The home health nurse phoned me. “I suspect your mother has suffered a stroke. She’s at E-R now.”

“I’ll make arrangements and leave later this afternoon. It will take at least eight hours before I can be there,” I said. “Where’s Savannah?”

The nurse hesitated, suggesting I should speak to the doctor on call when I arrived.

I knew something was questionable. This was not the first time my mother had injuries while under Savannah’s care.

On Mother’s Day, Mom was still in the hospital. On that morning, I arrived early, placing a pale blue gift bag on her bed. Her eyes opened. She glanced at the bag, struggling to speak.

“B-Blue skies,” she muttered. Her right arm moved to touch the bag. I reached inside the bag, removing a blue gift box. I opened the box slowly. Mom’s eyes blinked as she struggled to smile, admiring the cultured pearl earrings inside the box.

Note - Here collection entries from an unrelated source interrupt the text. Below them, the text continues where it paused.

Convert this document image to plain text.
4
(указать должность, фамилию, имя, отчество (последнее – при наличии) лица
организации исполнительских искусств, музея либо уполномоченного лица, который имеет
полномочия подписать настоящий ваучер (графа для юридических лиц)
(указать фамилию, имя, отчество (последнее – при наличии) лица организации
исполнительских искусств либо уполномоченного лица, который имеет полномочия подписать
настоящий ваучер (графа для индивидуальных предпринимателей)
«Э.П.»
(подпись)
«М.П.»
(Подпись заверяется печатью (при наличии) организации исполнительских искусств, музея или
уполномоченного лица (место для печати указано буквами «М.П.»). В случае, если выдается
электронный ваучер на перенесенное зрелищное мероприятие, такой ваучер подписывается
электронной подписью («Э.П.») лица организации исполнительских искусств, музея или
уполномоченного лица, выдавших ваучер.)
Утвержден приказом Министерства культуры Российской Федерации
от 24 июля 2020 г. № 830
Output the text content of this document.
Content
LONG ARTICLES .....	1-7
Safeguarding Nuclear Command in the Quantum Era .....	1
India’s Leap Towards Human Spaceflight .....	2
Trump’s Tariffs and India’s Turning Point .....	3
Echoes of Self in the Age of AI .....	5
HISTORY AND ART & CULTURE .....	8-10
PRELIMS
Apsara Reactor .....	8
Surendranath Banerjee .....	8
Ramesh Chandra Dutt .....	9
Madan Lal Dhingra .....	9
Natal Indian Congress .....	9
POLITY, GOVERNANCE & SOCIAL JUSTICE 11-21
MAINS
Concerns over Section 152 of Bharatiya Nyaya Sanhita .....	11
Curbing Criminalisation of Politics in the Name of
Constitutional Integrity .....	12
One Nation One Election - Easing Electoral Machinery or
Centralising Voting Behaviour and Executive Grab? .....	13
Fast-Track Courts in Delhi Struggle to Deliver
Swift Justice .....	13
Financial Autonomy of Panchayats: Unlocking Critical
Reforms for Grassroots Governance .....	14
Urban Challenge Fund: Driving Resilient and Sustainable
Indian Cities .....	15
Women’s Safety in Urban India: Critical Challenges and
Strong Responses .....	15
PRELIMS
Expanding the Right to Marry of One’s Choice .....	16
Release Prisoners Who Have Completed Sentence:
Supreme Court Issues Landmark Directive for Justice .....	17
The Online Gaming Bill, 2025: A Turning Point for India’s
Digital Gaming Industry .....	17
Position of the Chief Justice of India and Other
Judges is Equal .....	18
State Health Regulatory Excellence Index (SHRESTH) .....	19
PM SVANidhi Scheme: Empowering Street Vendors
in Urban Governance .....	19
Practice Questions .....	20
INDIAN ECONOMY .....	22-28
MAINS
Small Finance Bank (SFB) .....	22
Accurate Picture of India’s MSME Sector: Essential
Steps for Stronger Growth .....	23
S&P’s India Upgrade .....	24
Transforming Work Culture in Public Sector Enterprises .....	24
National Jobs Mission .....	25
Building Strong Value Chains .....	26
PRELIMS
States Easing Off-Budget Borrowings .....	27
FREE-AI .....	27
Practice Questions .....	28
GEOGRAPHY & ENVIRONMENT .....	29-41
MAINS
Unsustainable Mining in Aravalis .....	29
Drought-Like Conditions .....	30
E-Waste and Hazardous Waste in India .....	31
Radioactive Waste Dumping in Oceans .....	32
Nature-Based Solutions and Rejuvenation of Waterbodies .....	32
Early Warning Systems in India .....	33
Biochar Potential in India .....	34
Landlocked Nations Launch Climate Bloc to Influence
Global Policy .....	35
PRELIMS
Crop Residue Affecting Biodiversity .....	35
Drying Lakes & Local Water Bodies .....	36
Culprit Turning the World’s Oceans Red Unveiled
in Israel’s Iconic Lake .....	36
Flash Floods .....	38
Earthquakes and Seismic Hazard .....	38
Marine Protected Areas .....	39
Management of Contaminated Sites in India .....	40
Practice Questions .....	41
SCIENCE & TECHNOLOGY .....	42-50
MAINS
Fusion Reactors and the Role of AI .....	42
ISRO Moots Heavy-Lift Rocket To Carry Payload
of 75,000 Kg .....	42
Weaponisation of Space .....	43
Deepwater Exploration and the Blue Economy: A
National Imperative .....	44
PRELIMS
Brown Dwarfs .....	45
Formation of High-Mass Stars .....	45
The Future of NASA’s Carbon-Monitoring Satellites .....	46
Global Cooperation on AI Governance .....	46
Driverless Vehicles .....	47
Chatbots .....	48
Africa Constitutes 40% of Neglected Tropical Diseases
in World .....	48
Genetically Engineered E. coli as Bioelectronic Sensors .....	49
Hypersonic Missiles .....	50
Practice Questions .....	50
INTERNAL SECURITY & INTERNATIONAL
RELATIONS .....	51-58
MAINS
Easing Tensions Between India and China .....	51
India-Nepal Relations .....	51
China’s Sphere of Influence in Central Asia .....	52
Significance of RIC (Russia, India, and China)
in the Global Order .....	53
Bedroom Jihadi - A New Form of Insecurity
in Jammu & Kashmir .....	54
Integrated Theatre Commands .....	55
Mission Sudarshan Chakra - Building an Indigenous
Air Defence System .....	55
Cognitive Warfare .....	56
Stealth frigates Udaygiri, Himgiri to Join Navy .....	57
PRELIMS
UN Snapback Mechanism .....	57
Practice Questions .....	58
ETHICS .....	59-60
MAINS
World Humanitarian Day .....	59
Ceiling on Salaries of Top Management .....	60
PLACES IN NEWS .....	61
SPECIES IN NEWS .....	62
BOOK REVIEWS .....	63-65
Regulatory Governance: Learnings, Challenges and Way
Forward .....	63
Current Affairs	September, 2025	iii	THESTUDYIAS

A few minutes later, I placed the pierced earrings in her ears. Mom sighed, touching the right ear with her right hand. She slurred ‘thank you’ and fell back to sleep.

I stayed with my mother all of that Mother’s Day, feeding her and making her comfortable. That Mother’s Day was the last Mother’s Day we shared.

On September 11, 2002, my mother died under ‘questionable circumstances.’ Savannah spent that night with her at the hospital. When Savannah phoned me in the late evening of September 12, she appeared intoxicated. Her last slurring words to me were, “Do you think they’ll do an autopsy?”

Two years after her death Garrett and I drove to Columbus. We dropped by the cemetery to see my mother’s grave. The years of mental and physical abuse from my mother were buried with her. I placed a bouquet of red roses on her headstone, kissed it and whispered, “I know we were never close, but I hope you’ve found peace now. May you rest in peace, Mom. I loved you.”

Thinking about my childhood, the physical and mental abuse, I found it strange that Savannah was repeating the vicious cycle of physical abuse while I found peace, refusing to allow violence or abuse of any kind within my family.

On Mother’s Day, 2015 I reflect on my mother, our estranged history together and the questionable circumstances of her death. Savannah buried her in a closed casket. Due to another bout of acute bronchial asthma, I was unable to get to the funeral. Perhaps there was a reason for an autopsy to be performed, but now, my mother rests in peace. I hope and pray she died peacefully. Mother’s Day is always a day of reflection, sadness and curiosity and I pray that all mothers will have a wonderful day enjoying motherhood.